I held up my hands and tried to fight off a gag. “No, thank you. I can’t do this.”

I got back in the truck and sprayed them both with dust as I sped away from that particular version of hell.

I didn’t even realize I was crying until I’d parked Hayes’ truck in the first spot I found at the airport.

It was the strange looks from security that sent me scurrying to the bathroom to make sure I hadn’t ended up with party residue on my face somehow.

My pitiful reflection staring back at me, tears running down my cheeks, made my shoulders slump.

I rubbed at my eyes and turned my phone on to buy a ticket back to USC.

I just wanted to get the hell away from the men in my family.

It was pathetic but I really needed a hug. And maybe some of Blaire’s brownies.

I had a long wait for my plane so I found a corner to curl up in and dialed Blaire. My dress reeked of beer and I felt like crap but the moment I heard her voice I felt a wave of relief.

“Bestie! How’s Texas? Found my cowboy yet?”

“If there’s one hanging out at the airport I’ll grab him for you.” I glanced around and noted that the odds were slim.

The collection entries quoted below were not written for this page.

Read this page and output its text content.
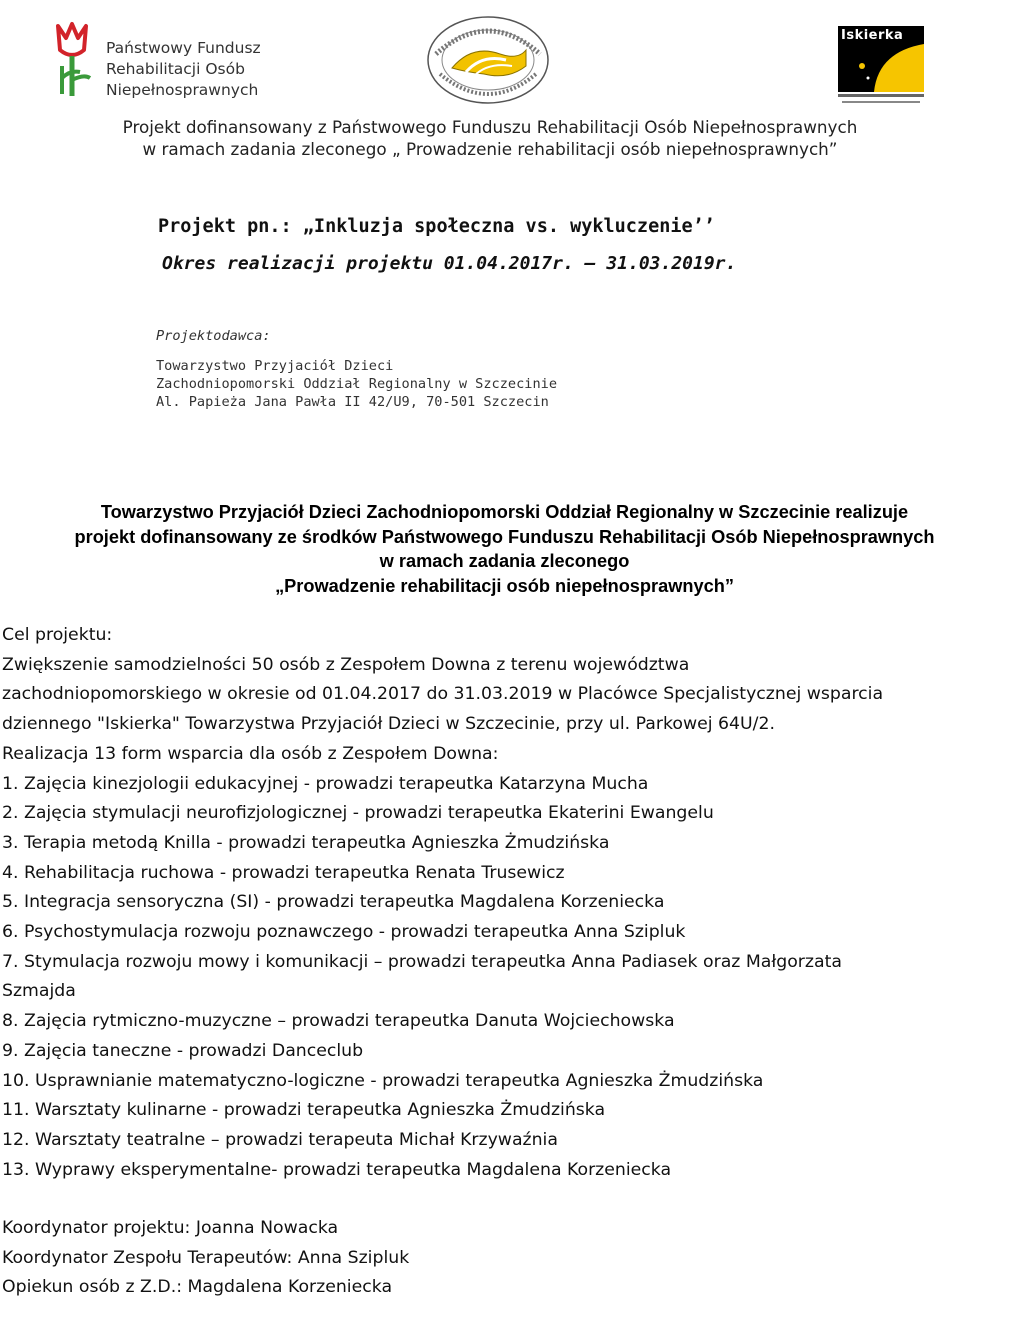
Państwowy Fundusz
Rehabilitacji Osób
Niepełnosprawnych
Iskierka
Projekt dofinansowany z Państwowego Funduszu Rehabilitacji Osób Niepełnosprawnych
w ramach zadania zleconego „ Prowadzenie rehabilitacji osób niepełnosprawnych”
Projekt pn.: „Inkluzja społeczna vs. wykluczenie’’
Okres realizacji projektu 01.04.2017r. – 31.03.2019r.
Projektodawca:
Towarzystwo Przyjaciół Dzieci
Zachodniopomorski Oddział Regionalny w Szczecinie
Al. Papieża Jana Pawła II 42/U9, 70-501 Szczecin
Towarzystwo Przyjaciół Dzieci Zachodniopomorski Oddział Regionalny w Szczecinie realizuje
projekt dofinansowany ze środków Państwowego Funduszu Rehabilitacji Osób Niepełnosprawnych
w ramach zadania zleconego
„Prowadzenie rehabilitacji osób niepełnosprawnych”
Cel projektu:
Zwiększenie samodzielności 50 osób z Zespołem Downa z terenu województwa
zachodniopomorskiego w okresie od 01.04.2017 do 31.03.2019 w Placówce Specjalistycznej wsparcia
dziennego "Iskierka" Towarzystwa Przyjaciół Dzieci w Szczecinie, przy ul. Parkowej 64U/2.
Realizacja 13 form wsparcia dla osób z Zespołem Downa:
1. Zajęcia kinezjologii edukacyjnej - prowadzi terapeutka Katarzyna Mucha
2. Zajęcia stymulacji neurofizjologicznej - prowadzi terapeutka Ekaterini Ewangelu
3. Terapia metodą Knilla - prowadzi terapeutka Agnieszka Żmudzińska
4. Rehabilitacja ruchowa - prowadzi terapeutka Renata Trusewicz
5. Integracja sensoryczna (SI) - prowadzi terapeutka Magdalena Korzeniecka
6. Psychostymulacja rozwoju poznawczego - prowadzi terapeutka Anna Szipluk
7. Stymulacja rozwoju mowy i komunikacji – prowadzi terapeutka Anna Padiasek oraz Małgorzata
Szmajda
8. Zajęcia rytmiczno-muzyczne – prowadzi terapeutka Danuta Wojciechowska
9. Zajęcia taneczne - prowadzi Danceclub
10. Usprawnianie matematyczno-logiczne - prowadzi terapeutka Agnieszka Żmudzińska
11. Warsztaty kulinarne - prowadzi terapeutka Agnieszka Żmudzińska
12. Warsztaty teatralne – prowadzi terapeuta Michał Krzywaźnia
13. Wyprawy eksperymentalne- prowadzi terapeutka Magdalena Korzeniecka
Koordynator projektu: Joanna Nowacka
Koordynator Zespołu Terapeutów: Anna Szipluk
Opiekun osób z Z.D.: Magdalena Korzeniecka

“You’re still at the airport?”

I let out a watery laugh. “Yeah. I’m coming back.”

“Why? What happened?”

I quickly told her everything and managed to contain most of my tears. “So, yeah. I’m coming back. I shouldn’t have come here. Not right now. I just… I thought it would help.”

“Well get your cute butt back here and I’ll make you brownies. Extra chocolate if you hurry.” She hesitated. “Your guys were looking for you.”

“What? What guys?”

She snorted. “The guys you’re playing footsie with. Bad boy Cole, Hottie Ryder, and my blah brother. Jax called me, all panicked, asking where you were. I thought he was going to implode when I told him where you were.”

“Oh god. I can’t even begin to process what that could mean right now.” Sighing, I curled up tighter. “Someone spilled beer on me. People keep staring at me and they probably think I’m some kind of weirdo.”

“Then they’d be right.” She laughed. “Come over when you get back.”